Le bureau du greffier de la Cour suprême du Canada a reçu vendredi un avis juridique d’un groupe québécois de défense des droits civiques contestant le refus inébranlable de la Haute Cour de traduire ses décisions historiques en français.
Droits collectifs Québec a déposé une requête devant la Cour fédérale à Montréal après avoir échoué à faire traduire les documents par le greffier — qui sert d’organisme administratif au tribunal —.
Le procès porte sur plus de 6 000 décisions rendues entre 1877 et 1969, année d’entrée en vigueur de la Loi sur les langues officielles, obligeant les institutions fédérales à publier du contenu en anglais et en français.
Le groupe de défense des droits a initialement déposé une plainte auprès du commissaire aux langues officielles. En réponse, la Cour suprême, qui traduit les décisions depuis 1970, a fait valoir que la loi ne s’applique pas rétroactivement.

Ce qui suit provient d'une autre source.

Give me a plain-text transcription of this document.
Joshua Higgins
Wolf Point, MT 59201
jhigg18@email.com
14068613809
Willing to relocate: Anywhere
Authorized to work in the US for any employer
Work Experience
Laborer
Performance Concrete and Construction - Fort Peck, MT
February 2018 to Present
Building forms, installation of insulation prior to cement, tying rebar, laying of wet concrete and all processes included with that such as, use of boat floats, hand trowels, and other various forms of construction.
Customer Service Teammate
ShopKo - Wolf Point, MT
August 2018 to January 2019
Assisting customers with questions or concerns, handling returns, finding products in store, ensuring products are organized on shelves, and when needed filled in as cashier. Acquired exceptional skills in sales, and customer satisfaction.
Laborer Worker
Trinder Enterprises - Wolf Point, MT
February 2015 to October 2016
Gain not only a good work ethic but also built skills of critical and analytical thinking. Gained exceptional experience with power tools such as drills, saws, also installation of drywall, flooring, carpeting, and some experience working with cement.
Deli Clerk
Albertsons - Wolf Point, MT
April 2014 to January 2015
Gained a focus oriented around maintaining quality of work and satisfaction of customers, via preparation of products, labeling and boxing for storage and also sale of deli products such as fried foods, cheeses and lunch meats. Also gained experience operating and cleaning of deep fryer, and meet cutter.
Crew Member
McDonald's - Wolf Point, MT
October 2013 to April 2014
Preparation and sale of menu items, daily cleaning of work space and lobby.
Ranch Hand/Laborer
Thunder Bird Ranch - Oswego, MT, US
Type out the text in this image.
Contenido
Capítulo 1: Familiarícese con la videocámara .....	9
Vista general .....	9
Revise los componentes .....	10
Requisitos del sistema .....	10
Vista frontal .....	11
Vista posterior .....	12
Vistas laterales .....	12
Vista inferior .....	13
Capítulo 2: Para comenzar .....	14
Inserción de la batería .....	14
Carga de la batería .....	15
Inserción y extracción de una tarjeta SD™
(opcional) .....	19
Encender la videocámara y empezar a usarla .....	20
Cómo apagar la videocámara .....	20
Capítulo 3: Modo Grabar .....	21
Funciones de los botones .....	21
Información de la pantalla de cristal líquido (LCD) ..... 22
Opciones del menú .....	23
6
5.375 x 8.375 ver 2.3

En septembre, le commissaire Raymond Théberge a statué que même si la loi ne s’applique pas rétroactivement, toute décision publiée sur le site Internet de la Cour doit être disponible dans les deux langues officielles. Le fait de ne pas traduire les jugements constitue une infraction à la loi, a-t-il déclaré, donnant à la Haute Cour 18 mois pour corriger la situation.
Le juge en chef de la Cour suprême, Richard Wagner, a déclaré aux journalistes en juin que les décisions antérieures à 1970 présentaient avant tout un intérêt historique, arguant qu’elles constituaient « un héritage culturel juridique rendu obsolète par l’évolution du droit québécois et canadien ». Le tribunal ne dispose pas des ressources nécessaires pour mener à bien une telle opération, a-t-il déclaré, ajoutant que cela prendrait une décennie et coûterait plus de 20 millions de dollars.
L’avocat du groupe québécois des droits civiques n’est pas d’accord.
«Les décisions des tribunaux constituent des précédents, elles ont un poids juridique, elles ont un sens juridique et elles entraîneront des conséquences juridiques aujourd’hui», a déclaré François Côté, avocat de Sherbrooke, au Québec.
«Même si la loi a changé, si de nouvelles lois étaient adoptées ou si des lois étaient abrogées… qu’en est-il des principes juridiques ? Qu’en est-il du raisonnement juridique ?»
Le groupe de Côté souligne une décision de la Cour suprême de 1985 qui exigeait que le gouvernement du Manitoba traduise toutes les lois de la province adoptées depuis 1867, quel qu’en soit le coût. Etienne-Alexis Boucher, directeur général du groupe, dit ne pas comprendre le refus de la Haute Cour de traduire ses documents historiques alors qu’elle a forcé d’autres institutions fédérales à traduire les leurs.
Si la Cour suprême bénéficie de l’immunité judiciaire, le procès vise plutôt le greffier du tribunal, qui fait partie de la fonction publique.
Un porte-parole de la Cour suprême a déclaré vendredi que le bureau du registraire ne ferait aucun commentaire puisque l’affaire est actuellement devant les tribunaux.
Boucher a déclaré que son organisation demande des excuses publiques du bureau du registraire aux francophones canadiens pour ne pas avoir respecté leurs droits linguistiques, ainsi qu’un jugement déclaratoire reconnaissant que la Cour suprême a commis une erreur en refusant de traduire les décisions historiques. De plus, le groupe demande une ordonnance judiciaire obligeant les traductions des décisions dans les trois ans suivant le jugement, à être effectuées par des traducteurs juridiques et non exclusivement par le recours à l’intelligence artificielle.
La poursuite réclame également 1 million de dollars de dommages exemplaires, dont la majeure partie reviendrait à des groupes dédiés à la préservation de la langue française.
Côté a déclaré que cela pourrait prendre plusieurs mois pour que l’affaire franchisse les étapes préliminaires, mais il espère un règlement à l’amiable.
«Nous parlons du gardien de la Cour suprême», a déclaré Côté. «Nous parlons d’une des plus hautes institutions de l’Etat, qui doit être tenue au niveau le plus élevé et exemplaire.»